What do you say to someone after spending the night cuddling with someone that is not your boyfriend and the feelings are totally platonic? Do you act natural? Pretend that it never happened? Or address the elephant in the room?

Right now I was with Dan in his bedroom, helping him catch up with the work he's missed. When I say help I mean just let him copy all of my notes.

Music played quietly from Dan's CD player and I was grateful as otherwise the silence would have been too much. I never really liked silences, they were scary and led to thoughts to creep in, poisoning your mind and leaving you with nothing but anxiety.

I bit my lip, thinking over the pros and cons of asking Dan about the other night. I would have rather have waited for him to mention it first but it seemed he didn't want to talk about it. Or maybe he was too focused on the work to actually talk. However, this was going to kill me inside. I couldn't deal with not knowing.

"Spit it out Phil." Dan sighed, looking up at me. I gave him a questioning look. "I know you want to say something, so just say it."

I didn't know how to say it, that was the thing. I stumbled over my words, trying -and failing- to find the right way to 'spit it out'. "It's about us... Cuddling."

"What about it?" Shrugged Dan, acting nonchalant. This was unlike him and I knew it was just an act. This confused me even more.

"I just... I don't know. It's stupid." Shaking my head, I looked down at dans black and white quilt cover, wishing I was any where but here right now. "It's nothing."

Dan put aside his notebook and lifted my chin up. "Tell me, I'm your... friend, friends tell each other everything. Besides you brought it up so it must be something and I doubt it's stupid."
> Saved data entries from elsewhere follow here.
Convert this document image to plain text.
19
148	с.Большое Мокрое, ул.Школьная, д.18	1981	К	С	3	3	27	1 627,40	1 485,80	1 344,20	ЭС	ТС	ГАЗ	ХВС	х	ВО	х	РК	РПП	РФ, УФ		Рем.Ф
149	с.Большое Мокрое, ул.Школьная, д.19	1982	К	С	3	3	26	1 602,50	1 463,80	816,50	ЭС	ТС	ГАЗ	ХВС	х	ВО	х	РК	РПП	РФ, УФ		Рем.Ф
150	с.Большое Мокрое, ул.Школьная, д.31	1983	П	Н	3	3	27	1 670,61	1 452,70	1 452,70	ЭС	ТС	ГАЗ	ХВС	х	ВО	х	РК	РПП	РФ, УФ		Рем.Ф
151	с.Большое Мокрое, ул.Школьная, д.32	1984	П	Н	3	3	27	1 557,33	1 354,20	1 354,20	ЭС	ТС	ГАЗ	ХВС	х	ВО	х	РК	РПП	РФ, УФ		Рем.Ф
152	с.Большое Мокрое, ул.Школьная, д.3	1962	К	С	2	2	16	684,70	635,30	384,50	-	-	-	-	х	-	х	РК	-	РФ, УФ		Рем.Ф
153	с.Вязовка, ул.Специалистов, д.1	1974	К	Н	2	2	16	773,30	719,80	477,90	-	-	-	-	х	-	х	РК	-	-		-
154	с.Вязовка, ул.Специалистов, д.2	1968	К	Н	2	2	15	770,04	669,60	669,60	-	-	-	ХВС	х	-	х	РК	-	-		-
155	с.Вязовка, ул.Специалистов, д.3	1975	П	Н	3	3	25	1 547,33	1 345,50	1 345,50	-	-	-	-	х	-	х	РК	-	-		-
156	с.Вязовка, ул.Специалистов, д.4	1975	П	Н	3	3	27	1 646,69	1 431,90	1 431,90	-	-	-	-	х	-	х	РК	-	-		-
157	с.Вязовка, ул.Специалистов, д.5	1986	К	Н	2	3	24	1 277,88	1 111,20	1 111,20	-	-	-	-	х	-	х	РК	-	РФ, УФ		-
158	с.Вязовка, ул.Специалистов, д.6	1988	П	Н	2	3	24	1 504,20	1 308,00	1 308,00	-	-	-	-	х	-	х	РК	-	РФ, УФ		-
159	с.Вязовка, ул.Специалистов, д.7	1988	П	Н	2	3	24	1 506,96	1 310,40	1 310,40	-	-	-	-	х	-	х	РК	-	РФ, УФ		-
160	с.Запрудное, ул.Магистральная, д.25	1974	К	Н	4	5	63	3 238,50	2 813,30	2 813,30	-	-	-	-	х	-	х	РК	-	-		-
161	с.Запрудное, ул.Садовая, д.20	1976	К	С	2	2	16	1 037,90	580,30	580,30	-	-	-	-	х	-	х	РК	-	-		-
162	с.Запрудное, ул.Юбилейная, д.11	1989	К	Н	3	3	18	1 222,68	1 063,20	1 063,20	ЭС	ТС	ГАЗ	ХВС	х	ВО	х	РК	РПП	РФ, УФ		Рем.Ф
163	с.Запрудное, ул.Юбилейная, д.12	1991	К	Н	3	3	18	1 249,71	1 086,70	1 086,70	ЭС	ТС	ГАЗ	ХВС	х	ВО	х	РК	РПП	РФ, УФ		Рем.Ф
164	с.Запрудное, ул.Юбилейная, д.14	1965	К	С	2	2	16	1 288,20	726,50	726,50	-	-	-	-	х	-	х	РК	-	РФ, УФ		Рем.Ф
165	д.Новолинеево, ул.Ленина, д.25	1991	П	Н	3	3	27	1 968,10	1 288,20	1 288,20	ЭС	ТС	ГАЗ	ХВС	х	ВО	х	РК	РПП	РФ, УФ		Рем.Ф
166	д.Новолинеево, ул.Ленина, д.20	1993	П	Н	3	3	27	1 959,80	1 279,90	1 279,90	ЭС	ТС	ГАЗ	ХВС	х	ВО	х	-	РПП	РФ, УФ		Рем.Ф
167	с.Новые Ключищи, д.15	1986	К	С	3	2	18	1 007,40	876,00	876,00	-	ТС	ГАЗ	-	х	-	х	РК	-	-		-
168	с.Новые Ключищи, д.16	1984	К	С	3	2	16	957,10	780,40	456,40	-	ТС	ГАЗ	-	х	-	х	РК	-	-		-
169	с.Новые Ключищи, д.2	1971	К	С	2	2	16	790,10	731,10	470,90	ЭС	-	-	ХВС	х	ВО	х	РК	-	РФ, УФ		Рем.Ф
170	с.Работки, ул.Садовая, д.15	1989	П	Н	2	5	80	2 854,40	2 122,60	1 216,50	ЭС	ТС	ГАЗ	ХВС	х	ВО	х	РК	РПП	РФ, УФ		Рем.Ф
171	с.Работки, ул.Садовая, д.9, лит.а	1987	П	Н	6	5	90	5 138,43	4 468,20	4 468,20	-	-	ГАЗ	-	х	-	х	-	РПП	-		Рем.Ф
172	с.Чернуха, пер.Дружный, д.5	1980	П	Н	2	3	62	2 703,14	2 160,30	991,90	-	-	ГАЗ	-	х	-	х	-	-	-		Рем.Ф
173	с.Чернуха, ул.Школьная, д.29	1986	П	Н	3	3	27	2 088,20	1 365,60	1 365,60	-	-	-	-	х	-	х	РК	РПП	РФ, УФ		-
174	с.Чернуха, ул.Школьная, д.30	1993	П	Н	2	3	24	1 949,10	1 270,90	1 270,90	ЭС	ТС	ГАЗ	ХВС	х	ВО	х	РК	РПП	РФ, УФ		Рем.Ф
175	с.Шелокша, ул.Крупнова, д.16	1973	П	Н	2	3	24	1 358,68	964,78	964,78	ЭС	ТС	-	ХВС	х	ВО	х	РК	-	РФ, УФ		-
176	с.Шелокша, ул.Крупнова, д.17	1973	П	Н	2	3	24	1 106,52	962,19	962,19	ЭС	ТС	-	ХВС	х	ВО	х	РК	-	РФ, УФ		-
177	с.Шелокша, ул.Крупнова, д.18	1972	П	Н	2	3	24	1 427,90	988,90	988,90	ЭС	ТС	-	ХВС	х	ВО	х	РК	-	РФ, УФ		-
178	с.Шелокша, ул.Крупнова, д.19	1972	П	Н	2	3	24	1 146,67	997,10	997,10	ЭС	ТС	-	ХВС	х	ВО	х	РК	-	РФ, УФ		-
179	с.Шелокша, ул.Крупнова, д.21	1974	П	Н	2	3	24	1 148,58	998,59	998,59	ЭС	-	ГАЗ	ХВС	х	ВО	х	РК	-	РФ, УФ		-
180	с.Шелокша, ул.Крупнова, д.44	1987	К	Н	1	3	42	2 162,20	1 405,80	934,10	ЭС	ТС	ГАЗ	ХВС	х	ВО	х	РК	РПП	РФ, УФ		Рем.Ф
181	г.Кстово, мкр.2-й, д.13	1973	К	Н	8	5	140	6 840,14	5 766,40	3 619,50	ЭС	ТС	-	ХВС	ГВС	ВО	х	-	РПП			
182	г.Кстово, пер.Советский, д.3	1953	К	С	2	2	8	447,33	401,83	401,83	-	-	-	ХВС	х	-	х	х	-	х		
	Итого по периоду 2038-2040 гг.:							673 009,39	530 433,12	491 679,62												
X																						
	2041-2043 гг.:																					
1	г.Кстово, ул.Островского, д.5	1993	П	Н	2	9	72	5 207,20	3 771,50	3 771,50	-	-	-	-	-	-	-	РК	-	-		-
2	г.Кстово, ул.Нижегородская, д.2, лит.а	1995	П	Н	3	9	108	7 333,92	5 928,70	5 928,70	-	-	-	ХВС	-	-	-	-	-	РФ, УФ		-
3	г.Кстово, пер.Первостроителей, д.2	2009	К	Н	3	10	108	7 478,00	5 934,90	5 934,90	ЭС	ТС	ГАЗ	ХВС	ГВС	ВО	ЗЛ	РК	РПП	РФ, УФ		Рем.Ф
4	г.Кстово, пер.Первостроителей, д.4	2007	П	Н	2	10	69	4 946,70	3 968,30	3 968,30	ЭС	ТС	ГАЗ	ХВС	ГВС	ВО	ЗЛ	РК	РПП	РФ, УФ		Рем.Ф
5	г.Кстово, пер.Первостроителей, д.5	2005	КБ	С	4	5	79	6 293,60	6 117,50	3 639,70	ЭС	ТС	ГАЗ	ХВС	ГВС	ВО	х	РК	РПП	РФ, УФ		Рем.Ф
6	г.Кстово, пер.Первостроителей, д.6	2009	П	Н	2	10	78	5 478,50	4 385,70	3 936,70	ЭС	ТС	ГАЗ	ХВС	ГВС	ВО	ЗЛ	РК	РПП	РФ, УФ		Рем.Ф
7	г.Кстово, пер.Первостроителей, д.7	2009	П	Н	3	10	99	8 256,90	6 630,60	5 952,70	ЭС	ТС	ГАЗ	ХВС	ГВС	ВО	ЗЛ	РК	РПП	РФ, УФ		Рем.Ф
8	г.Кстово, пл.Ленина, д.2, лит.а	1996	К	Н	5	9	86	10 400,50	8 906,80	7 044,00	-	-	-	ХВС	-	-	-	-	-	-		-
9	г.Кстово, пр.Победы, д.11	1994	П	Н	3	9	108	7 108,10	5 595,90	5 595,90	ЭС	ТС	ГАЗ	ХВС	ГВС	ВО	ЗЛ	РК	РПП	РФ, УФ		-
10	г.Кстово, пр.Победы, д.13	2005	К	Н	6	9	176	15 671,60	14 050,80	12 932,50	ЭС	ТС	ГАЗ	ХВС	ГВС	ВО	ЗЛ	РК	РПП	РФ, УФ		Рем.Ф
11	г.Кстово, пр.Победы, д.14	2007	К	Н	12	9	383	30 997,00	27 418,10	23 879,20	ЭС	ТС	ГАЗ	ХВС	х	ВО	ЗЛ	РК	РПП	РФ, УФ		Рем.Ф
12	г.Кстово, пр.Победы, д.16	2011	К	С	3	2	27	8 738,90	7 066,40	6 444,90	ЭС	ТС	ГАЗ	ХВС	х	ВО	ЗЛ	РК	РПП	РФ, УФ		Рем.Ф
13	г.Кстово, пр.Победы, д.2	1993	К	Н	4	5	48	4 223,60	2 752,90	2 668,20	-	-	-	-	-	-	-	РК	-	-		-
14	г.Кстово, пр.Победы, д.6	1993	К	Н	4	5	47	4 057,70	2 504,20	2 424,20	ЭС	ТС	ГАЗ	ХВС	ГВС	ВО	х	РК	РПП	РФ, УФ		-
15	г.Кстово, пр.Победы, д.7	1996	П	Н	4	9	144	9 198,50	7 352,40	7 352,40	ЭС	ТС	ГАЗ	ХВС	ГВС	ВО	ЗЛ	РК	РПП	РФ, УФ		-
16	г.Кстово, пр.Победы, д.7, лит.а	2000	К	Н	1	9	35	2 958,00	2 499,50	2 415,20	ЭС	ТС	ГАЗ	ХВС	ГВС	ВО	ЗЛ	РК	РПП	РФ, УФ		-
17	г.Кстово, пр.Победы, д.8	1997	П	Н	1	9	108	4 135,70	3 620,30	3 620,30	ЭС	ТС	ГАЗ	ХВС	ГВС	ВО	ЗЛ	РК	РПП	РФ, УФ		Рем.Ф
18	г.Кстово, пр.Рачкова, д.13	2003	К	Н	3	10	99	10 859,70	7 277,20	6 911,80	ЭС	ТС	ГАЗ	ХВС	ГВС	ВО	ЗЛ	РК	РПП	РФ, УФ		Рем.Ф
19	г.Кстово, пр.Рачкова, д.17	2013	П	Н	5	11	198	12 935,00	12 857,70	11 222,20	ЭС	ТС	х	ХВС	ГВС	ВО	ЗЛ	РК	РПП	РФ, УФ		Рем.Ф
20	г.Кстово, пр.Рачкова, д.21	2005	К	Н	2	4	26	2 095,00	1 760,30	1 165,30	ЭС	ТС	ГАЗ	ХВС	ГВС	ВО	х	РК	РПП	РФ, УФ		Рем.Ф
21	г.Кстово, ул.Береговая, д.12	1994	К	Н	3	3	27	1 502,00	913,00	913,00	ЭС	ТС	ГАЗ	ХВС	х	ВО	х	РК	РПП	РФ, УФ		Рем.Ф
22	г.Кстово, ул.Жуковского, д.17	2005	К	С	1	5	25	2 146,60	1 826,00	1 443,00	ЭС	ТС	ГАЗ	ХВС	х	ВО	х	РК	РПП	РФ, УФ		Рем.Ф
"Promise you won't judge me?" Dan smiled and nodded saying he won't judge me. That gave me a little bit of confidence.

Just a little bit.

"When I was with you I felt- I don't know, happier? Safer? I can't describe it. I felt at home, I suppose is the best way of saying it. But when I'm with my soulmate I don't feel anything, not like I'm supposed to anyway. It's all so confusing." I admitted. "Dan you're the only thing that isn't confusing to me and I don't know why and I don't know why I'm pouring my heart out to you but it feels right and I-"

Dan cut me off by gently placing his lips on mine. "Hey, don't worry okay. It's all going to be okay. Trust me."

For some reason, I trusted him and I couldn't stop thinking about the kiss all day.

X

The ending is meh, but hey I've updated!! Happy new year guys! How was your Christmas?

Thanks for over 200 reads!! You guys are amazing.

Also if I told you my kik would you guys hmu? I want to speak to some of you bc you all seem vv cool. I must warn you I am a loser, okay?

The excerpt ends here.